Sex, death and beauty in the art of Robert Mapplethorpe
The exhibition Robert Mapplethorpe and the Forms of Desire can be visited at the Palazzo Reale in Milan until 17 May
The smooth classical forms, the famous nudes, the iconic portraits, the still lifes. At the Palazzo Reale in Milan, nothing escapes the poetics of Robert Mapplethorpe, which Milan rediscovers in an exhibition focusing on the Forms of Desire. The irreverent and non-conformist American photographer, a controversial exponent of a counterculture that has been able to celebrate the vertigo of ancient beauty, while at the same time becoming the interpreter of a densely political libertarian creativity and a fetishistically irreverent sculptural aesthetic, with the male sex as its epicentre, finds here the right redemption from a criticism that has too often relegated him to the homoerotic dimension alone.
Autodidact
Because the self-taught Mapplethopre was this and much, much more.

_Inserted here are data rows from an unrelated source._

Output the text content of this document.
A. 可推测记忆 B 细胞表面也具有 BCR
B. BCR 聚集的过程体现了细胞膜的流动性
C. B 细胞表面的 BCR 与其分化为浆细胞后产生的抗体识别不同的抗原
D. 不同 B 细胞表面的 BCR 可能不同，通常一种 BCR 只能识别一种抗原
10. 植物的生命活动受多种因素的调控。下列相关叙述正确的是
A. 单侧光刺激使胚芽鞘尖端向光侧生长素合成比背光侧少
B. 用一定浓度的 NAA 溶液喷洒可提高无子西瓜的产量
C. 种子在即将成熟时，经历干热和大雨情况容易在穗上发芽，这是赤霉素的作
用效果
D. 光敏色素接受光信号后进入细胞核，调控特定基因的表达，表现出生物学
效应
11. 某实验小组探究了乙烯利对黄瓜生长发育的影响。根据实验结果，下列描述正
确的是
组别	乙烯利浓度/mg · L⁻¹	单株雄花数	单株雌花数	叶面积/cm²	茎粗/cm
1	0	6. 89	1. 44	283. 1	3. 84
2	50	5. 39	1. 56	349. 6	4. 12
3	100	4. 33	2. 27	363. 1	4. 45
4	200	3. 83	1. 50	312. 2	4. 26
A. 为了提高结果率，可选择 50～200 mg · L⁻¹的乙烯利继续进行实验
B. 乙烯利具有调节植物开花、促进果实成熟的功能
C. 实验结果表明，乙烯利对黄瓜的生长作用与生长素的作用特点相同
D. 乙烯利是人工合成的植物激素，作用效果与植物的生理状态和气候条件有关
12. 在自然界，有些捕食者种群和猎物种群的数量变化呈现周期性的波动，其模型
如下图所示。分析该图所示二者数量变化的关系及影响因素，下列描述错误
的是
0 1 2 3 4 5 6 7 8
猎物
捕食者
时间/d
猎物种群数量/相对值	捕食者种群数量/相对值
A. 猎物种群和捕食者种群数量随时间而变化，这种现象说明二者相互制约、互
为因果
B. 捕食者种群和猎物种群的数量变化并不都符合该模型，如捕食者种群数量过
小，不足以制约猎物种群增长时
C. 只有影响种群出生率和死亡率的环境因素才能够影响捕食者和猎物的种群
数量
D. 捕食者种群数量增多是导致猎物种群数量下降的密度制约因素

And his still lifes or his densely-coloured self-portraits would suffice to prove the heights he reached, even in the execrability of a career cut short at only 42 years of age, as witnessed here by the more than 200 works on display.
Olympics
"The focus of this exhibition in Milan, at the Palazzo Reale, is on the idea of desire, which Robert Mapplethorpe declined with photography through the celebration of the body. Moreover, this exhibition coincides incredibly with the Winter Olympics between Milan and Cortina. So all the athletes who have joined our initiative will also be Ambassadors and will communicate this exhibition that truly celebrates the power of the body,' curator Denis Curti explains.No less famous than his portraits are the many self-portraits here behind me, this splendid and suffering one from 1988.
The exhibition Robert Mapplethorpe and the Forms of Desire can be visited at the Palazzo Reale in Milan until 17 May.